Opinion

Gupta in Nepal: a physician-reporter pushing past the ethical limits

Nepal is a disaster zone. Katmundu hospital is overflowing. Sanjay Gupta is on the scene, showing and telling CNN audiences the scope of the tragedy with the expert eyes of a physician and the skills of a reporter but then, what’s this? Dr Gupta is asked to operate and there he is performing emergency  surgery on 8-year old Serena. He saves her. He performs an emergency resuscitation on an 18 year old mother while flying in an aid helicopter. He saves her. He is a hero. He is CNN’s hero.

What are we to make of this double role of surgeon and on-the-spot reporter in the same telegenic package? Clearly, no one argues that a physician trained to save lives should not do so. It is a doctor’s duty, after all. Likewise a conscientious reporter should serve the audience’s need to know and understand the larger world in the public interest without exploiting the people in a story. Can Sanjay do both without compromising either?

The senior medical correspondent has faced this quandary not once but several times in Afghanistan, in Haiti and last month, in Nepal.

Other journalists and medical commentators have weighed in on Sanjay’s simultaneous doctoring and reporting. Consequently red flags are flying on the ethical front. But Gutpa has been here before, and has said in the past about a similar incident: ‘Nowhere does it say that when you put on your press credentials they are a bar to your humanity.’

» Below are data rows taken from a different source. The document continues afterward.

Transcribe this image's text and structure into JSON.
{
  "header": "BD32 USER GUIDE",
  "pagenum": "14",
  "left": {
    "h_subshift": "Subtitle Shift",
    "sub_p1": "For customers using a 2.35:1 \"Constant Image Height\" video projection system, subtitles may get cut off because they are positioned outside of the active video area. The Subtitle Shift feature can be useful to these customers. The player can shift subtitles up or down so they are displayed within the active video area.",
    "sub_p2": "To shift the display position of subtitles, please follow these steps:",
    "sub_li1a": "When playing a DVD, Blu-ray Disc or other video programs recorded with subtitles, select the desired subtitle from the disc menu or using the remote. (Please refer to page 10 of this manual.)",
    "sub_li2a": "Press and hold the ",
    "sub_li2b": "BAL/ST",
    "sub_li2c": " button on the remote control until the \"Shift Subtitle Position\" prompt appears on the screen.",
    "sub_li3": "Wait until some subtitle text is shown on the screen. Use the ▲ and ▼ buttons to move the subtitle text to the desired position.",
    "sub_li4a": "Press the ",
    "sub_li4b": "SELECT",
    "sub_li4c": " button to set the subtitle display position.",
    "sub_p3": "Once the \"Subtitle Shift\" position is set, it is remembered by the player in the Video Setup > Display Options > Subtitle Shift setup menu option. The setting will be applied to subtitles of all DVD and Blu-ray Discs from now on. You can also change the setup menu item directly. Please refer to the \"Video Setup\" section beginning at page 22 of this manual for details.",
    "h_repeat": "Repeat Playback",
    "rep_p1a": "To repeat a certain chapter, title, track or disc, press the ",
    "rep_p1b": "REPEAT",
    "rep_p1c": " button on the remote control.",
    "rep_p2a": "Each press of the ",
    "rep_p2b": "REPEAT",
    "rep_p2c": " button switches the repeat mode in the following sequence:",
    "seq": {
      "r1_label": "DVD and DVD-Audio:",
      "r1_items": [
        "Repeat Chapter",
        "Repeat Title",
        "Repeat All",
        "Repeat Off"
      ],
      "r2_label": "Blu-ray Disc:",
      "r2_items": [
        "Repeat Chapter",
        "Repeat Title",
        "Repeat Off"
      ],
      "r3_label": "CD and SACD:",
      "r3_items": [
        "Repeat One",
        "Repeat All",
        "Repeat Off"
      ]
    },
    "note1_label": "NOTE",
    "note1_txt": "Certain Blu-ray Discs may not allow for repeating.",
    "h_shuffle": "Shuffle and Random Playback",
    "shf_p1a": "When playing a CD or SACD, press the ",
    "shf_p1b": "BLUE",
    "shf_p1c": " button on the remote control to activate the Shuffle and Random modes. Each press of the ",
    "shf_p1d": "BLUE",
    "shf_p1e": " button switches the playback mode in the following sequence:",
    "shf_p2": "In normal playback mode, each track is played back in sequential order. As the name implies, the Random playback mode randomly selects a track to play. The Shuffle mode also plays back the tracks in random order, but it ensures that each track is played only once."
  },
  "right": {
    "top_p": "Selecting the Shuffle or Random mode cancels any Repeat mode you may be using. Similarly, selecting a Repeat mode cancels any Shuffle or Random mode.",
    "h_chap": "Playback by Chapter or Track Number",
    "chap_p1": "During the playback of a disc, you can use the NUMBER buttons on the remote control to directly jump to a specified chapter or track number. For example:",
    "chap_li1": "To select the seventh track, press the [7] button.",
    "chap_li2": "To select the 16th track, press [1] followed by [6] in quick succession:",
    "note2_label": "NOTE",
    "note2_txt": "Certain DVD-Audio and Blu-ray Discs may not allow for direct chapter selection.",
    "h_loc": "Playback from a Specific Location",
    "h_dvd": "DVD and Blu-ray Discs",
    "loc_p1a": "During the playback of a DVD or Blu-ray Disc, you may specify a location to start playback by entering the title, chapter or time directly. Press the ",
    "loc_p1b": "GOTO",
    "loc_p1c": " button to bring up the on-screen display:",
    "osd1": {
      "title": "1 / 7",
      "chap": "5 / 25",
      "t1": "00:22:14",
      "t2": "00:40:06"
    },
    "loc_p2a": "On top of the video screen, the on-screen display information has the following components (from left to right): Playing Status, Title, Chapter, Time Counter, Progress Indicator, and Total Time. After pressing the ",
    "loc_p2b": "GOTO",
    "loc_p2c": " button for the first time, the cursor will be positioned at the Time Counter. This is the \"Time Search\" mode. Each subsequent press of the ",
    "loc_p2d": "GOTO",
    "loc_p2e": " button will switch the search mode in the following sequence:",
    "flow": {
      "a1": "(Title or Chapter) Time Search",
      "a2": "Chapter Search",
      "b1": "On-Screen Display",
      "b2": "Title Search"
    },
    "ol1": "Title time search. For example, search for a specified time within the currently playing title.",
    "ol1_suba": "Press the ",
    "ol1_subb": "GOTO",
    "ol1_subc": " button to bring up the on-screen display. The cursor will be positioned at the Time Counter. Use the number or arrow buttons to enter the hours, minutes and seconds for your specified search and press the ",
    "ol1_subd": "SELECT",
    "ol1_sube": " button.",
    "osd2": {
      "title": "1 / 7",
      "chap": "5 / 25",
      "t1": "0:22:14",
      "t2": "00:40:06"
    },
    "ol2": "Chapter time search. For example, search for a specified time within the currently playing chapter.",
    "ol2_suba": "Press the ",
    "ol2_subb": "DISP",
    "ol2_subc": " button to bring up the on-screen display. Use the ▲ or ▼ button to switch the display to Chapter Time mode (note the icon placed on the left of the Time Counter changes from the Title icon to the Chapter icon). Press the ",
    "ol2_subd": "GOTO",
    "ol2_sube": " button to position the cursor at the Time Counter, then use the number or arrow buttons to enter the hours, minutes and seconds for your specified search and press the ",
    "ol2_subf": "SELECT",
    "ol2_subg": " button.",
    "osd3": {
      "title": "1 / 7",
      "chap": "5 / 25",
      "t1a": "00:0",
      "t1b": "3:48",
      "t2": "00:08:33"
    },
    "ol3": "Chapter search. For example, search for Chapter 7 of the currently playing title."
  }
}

He is right, almost, but ethical journalism does say, as part of your press credentials, you should strive to avoid conflicts of interest, be accurate, independent, fair balanced, truth-seeking , respectful in general  and mindful of vulnerability in children and victims – do not exploit them for ‘gain or glory.’

Two strikes, then, against Sanjay the reporter in journalism ethics 101:  showing a person who is in a vulnerable position and possibly not aware their plight is going to be shown globally (can anyone be more vulnerable than a badly injured disaster victim?) and making himself the focus of the story.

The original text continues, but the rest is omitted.